Highly Magnetized Pulsar Discovered Near Galactic Center
John P. Millis, PhD for redOrbit.com – Your Universe Online
At the center of the Milky Way lurks a supermassive black hole known as Sagittarius A*, with some four million times the mass of our Sun. More than any single object, it has the greatest impact on the formation, evolution and fate of our galaxy.
However, probing this massive object is difficult. Due to the nature of black holes, most of what we learn about their existence is derived by observing their influence on other nearby objects. For instance, measuring the motion of nearby stars can give us estimates about its location, proper motion and even mass. But there is still much more that we could learn.
For this reason, astronomers have been seeking a certain type of object known as a pulsar – a rapidly rotating stellar remnant that, itself, is incredibly dense. Because of their regular periods and strong magnetic fields, the existence of a nearby pulsar to the galactic center would reveal the strength and structure of the magnetic field in the gas field that is about to be accreted into the black hole.
“In order to understand the properties of Sgr A*, we need to comprehend the accretion of gas into the black hole,” says Michael Kramer, director at the Max Planck Institute for Radio Astronomy (MPIfR) and head of its Fundamental Physics research department..
“However, up to now, the magnetization of the gas, which is a crucial parameter determining the structure of the accretion flow, remains unknown. Our study changes that by using the discovered pulsar to probe the strength of the magnetic field at the start of this accretion flow of gas into the central object.”
Now, an international team of astronomers has discovered just such an object. This particular source, known as PSR J1745-2900 is from a subclass of pulsars known as magnetars – similar to normal pulsars except that they have magnetic fields some 1,000 times stronger than their counterparts, making the fields 100 trillion times more powerful than Earth’s magnetic field.
Initially reported as X-ray pulsarion from the NuSTAR telescope, astronomers quickly turned to the Effelsberg 100-meter radio dish. “The Effelsberg radio telescope was built such that it could observe the galactic center. And 40 years later it detects the first radio pulsar there,” explains Heino Falcke, professor of astroparticle physics and radio astronomy at Radboud University Nijmegen. “Sometimes we have to be patient. It was a laborious effort, but finally we succeeded.”
“As soon as we heard about the discovery of regular pulsation with the NuSTAR telescope we pointed the Effelsberg 100-m dish in the direction of the galactic center,” says Ralph Eatough from MPIfR and lead author of the study. “On our first attempt the pulsar was not clearly visible, but some pulsars are stubborn and require a few observations to be detected. The second time we looked, the pulsar had become very active in the radio band and was very bright. I could hardly believe that we had finally detected a pulsar in the galactic center!”
Radio observatories around the world, including Jodrell Band and the Very Large Array, also contributed to confirm the results. One thing that struck the scientists was the brightness of the magnetar.

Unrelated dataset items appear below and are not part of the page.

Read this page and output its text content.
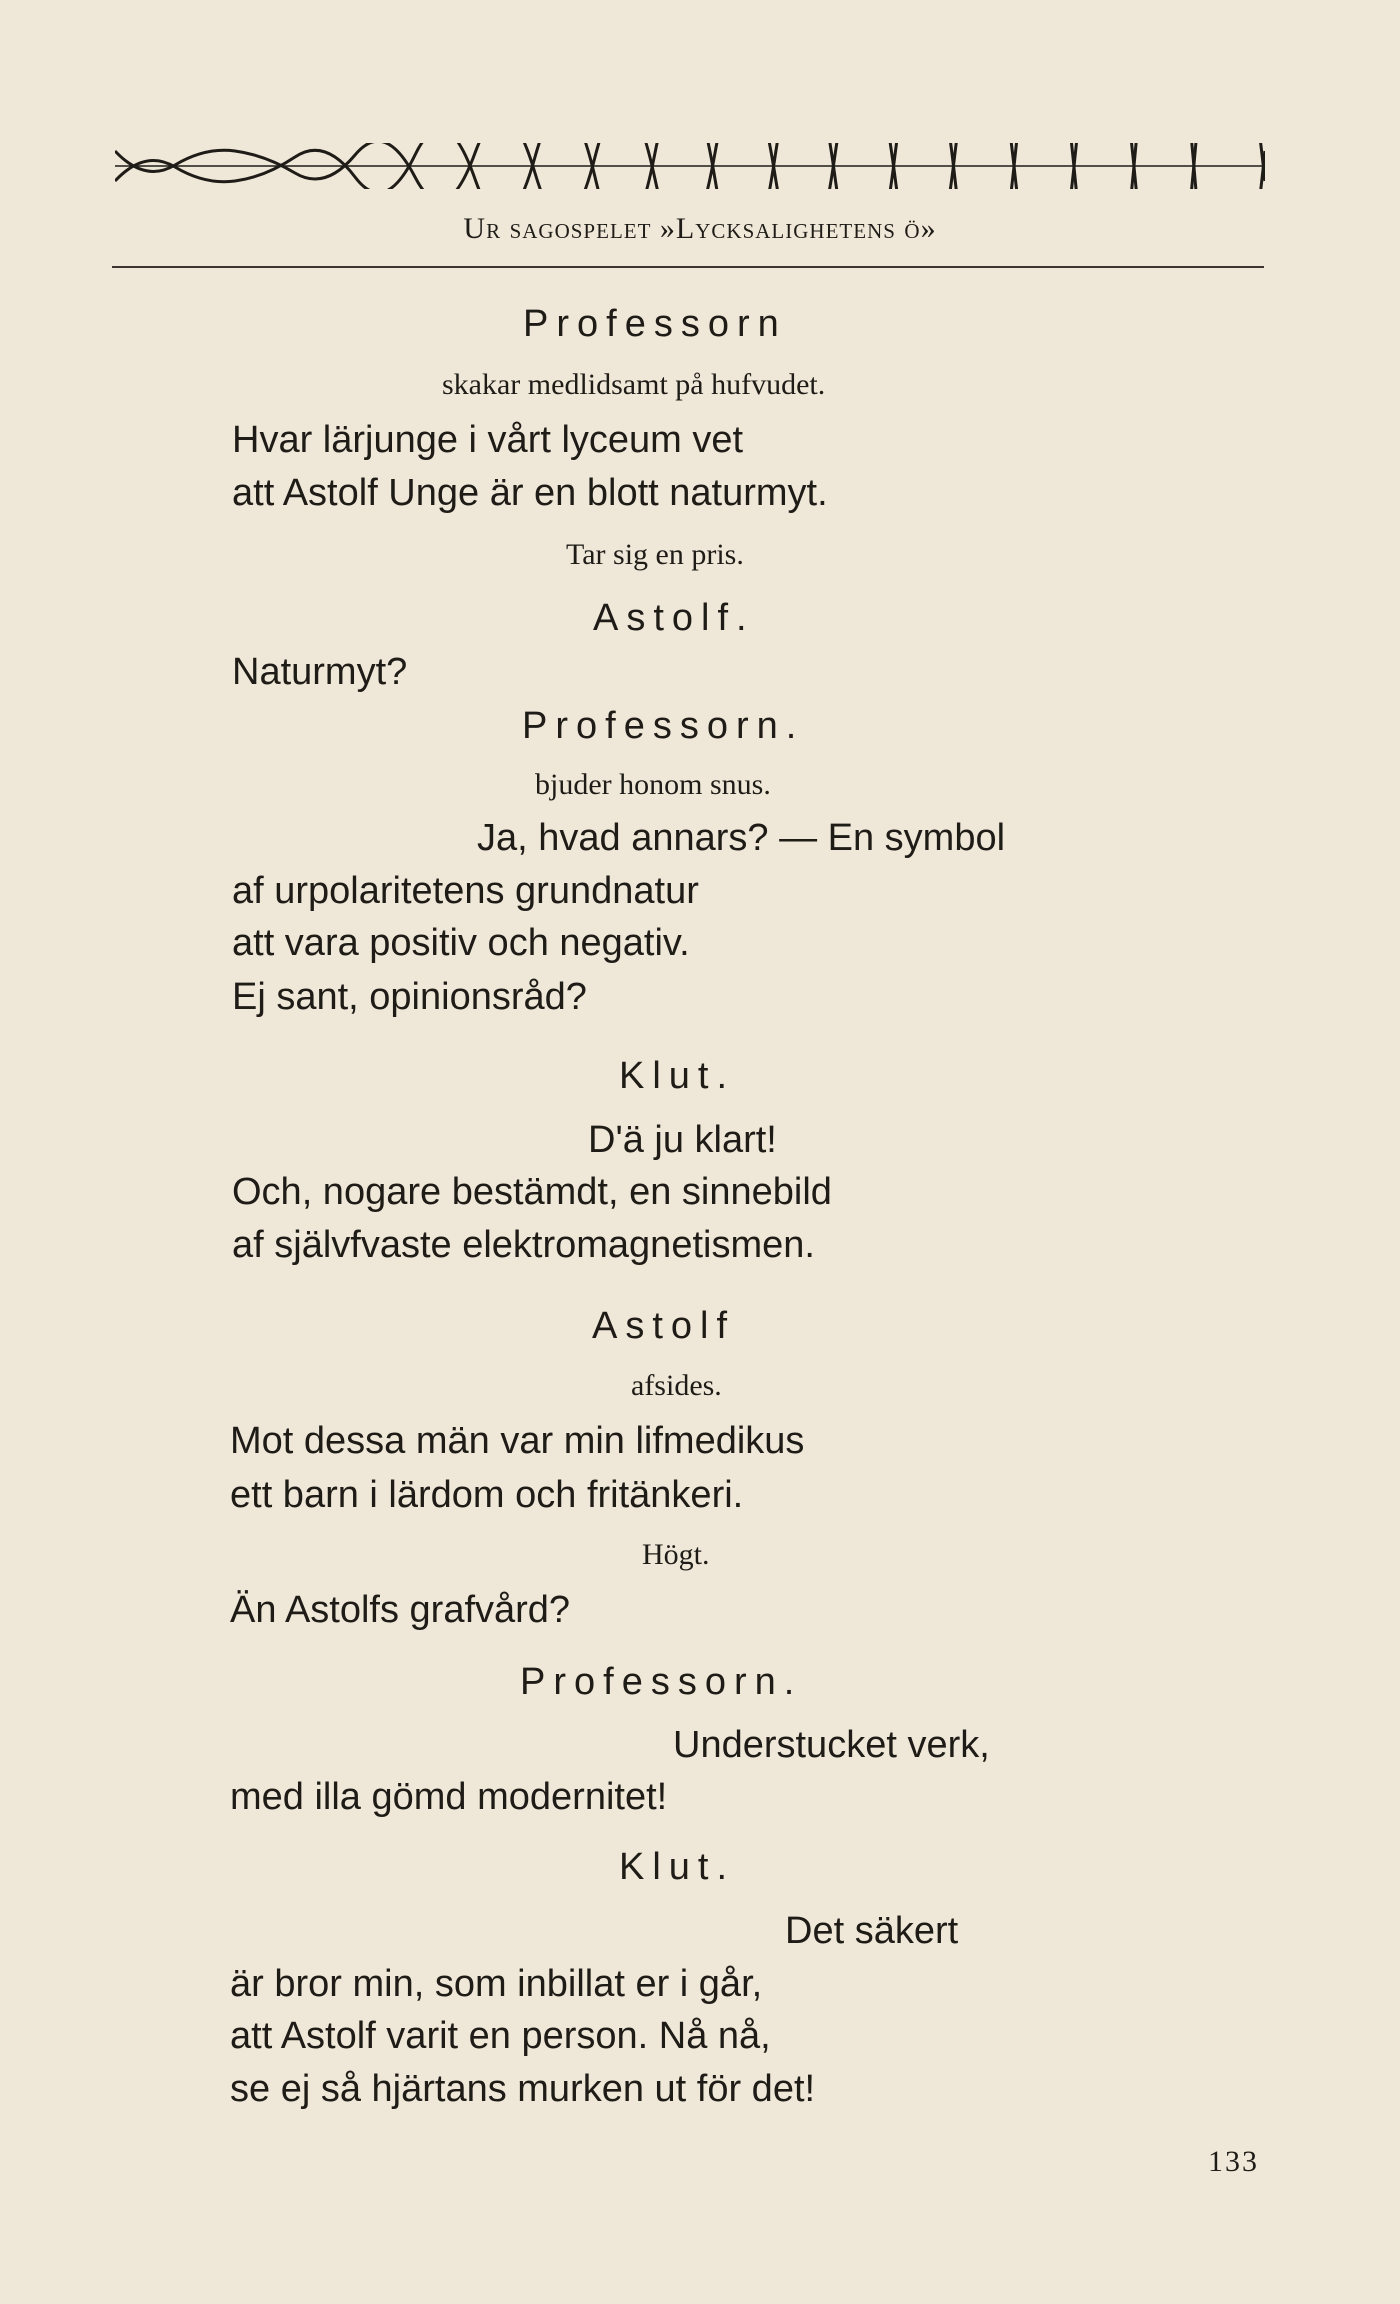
Ur sagospelet »Lycksalighetens ö»
Professorn
skakar medlidsamt på hufvudet.
Hvar lärjunge i vårt lyceum vet
att Astolf Unge är en blott naturmyt.
Tar sig en pris.
Astolf.
Naturmyt?
Professorn.
bjuder honom snus.
Ja, hvad annars? — En symbol
af urpolaritetens grundnatur
att vara positiv och negativ.
Ej sant, opinionsråd?
Klut.
D'ä ju klart!
Och, nogare bestämdt, en sinnebild
af självfvaste elektromagnetismen.
Astolf
afsides.
Mot dessa män var min lifmedikus
ett barn i lärdom och fritänkeri.
Högt.
Än Astolfs grafvård?
Professorn.
Understucket verk,
med illa gömd modernitet!
Klut.
Det säkert
är bror min, som inbillat er i går,
att Astolf varit en person. Nå nå,
se ej så hjärtans murken ut för det!
133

“The lucky alignment of this gas with a pulsar so close to the black hole has given us a valuable tool for understanding this difficult-to-observe environment,” said Paul Demorest, of the National Radio Astronomy Observatory. “The closer you get to the black hole and the disk surrounding it, the stronger the magnetic field should become. Our measurement shows the field strength we would expect at the distance we believe that gas cloud is from the black hole.”

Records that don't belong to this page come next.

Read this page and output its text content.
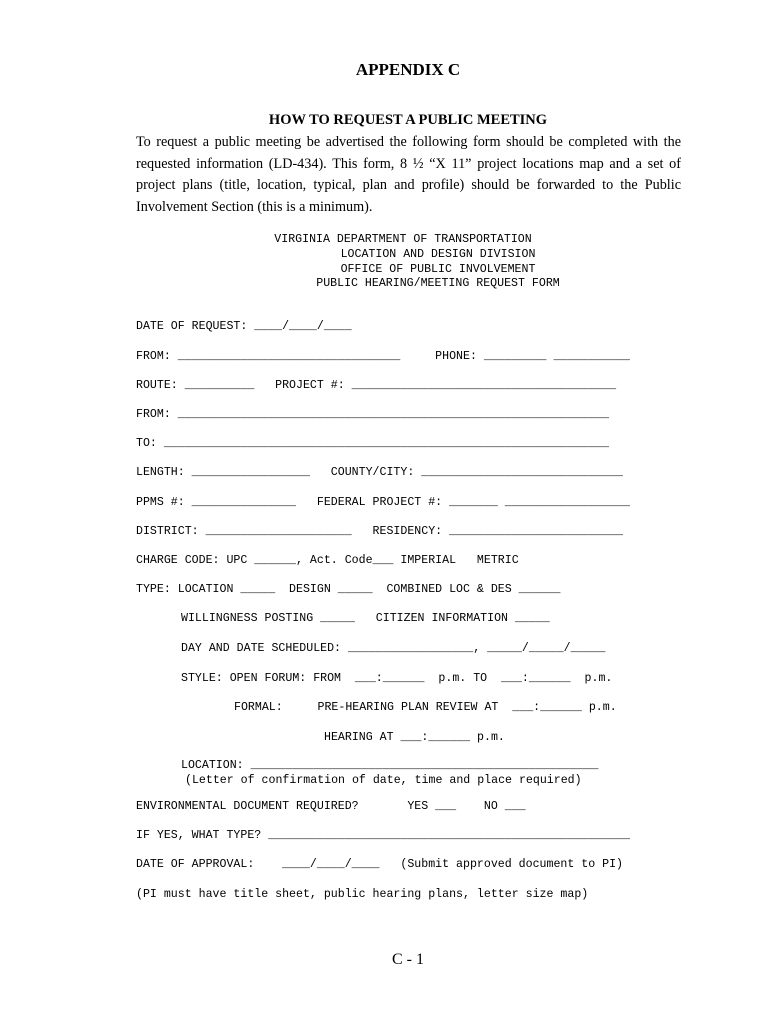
APPENDIX C
HOW TO REQUEST A PUBLIC MEETING
To request a public meeting be advertised the following form should be completed with the requested information (LD-434). This form, 8 ½ “X 11” project locations map and a set of project plans (title, location, typical, plan and profile) should be forwarded to the Public Involvement Section (this is a minimum).
VIRGINIA DEPARTMENT OF TRANSPORTATION
LOCATION AND DESIGN DIVISION
OFFICE OF PUBLIC INVOLVEMENT
PUBLIC HEARING/MEETING REQUEST FORM
DATE OF REQUEST: ____/____/____
FROM: ________________________________     PHONE: _________ ___________
ROUTE: __________   PROJECT #: ______________________________________
FROM: ______________________________________________________________
TO: ________________________________________________________________
LENGTH: _________________   COUNTY/CITY: _____________________________
PPMS #: _______________   FEDERAL PROJECT #: _______ __________________
DISTRICT: _____________________   RESIDENCY: _________________________
CHARGE CODE: UPC ______, Act. Code___ IMPERIAL   METRIC
TYPE: LOCATION _____  DESIGN _____  COMBINED LOC & DES ______
WILLINGNESS POSTING _____   CITIZEN INFORMATION _____
DAY AND DATE SCHEDULED: __________________, _____/_____/_____
STYLE: OPEN FORUM: FROM  ___:______  p.m. TO  ___:______  p.m.
FORMAL:     PRE-HEARING PLAN REVIEW AT  ___:______ p.m.
HEARING AT ___:______ p.m.
LOCATION: __________________________________________________
(Letter of confirmation of date, time and place required)
ENVIRONMENTAL DOCUMENT REQUIRED?       YES ___    NO ___
IF YES, WHAT TYPE? ____________________________________________________
DATE OF APPROVAL:    ____/____/____   (Submit approved document to PI)
(PI must have title sheet, public hearing plans, letter size map)
C - 1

Sadly, though, because this particular specimen spins rather slowly for a pulsar, and is more chaotic than normal, young pulsars, there is still more refinement that can be done. To this end, astronomers are now looking for other pulsars that may be lurking in the area – ideally ones that are even closer to the black hole than the half light-year orbital radius that J1745 follows. If found, closer pulsars could also allow astronomers to probe the warping of space-time caused by the black hole.
“Ideally we would like to find faster spinning pulsars even closer to Sgr A* allowing more accurate timing,” says Eatough. “The new pulsar has considerably raised our hopes of this possibility for the future.”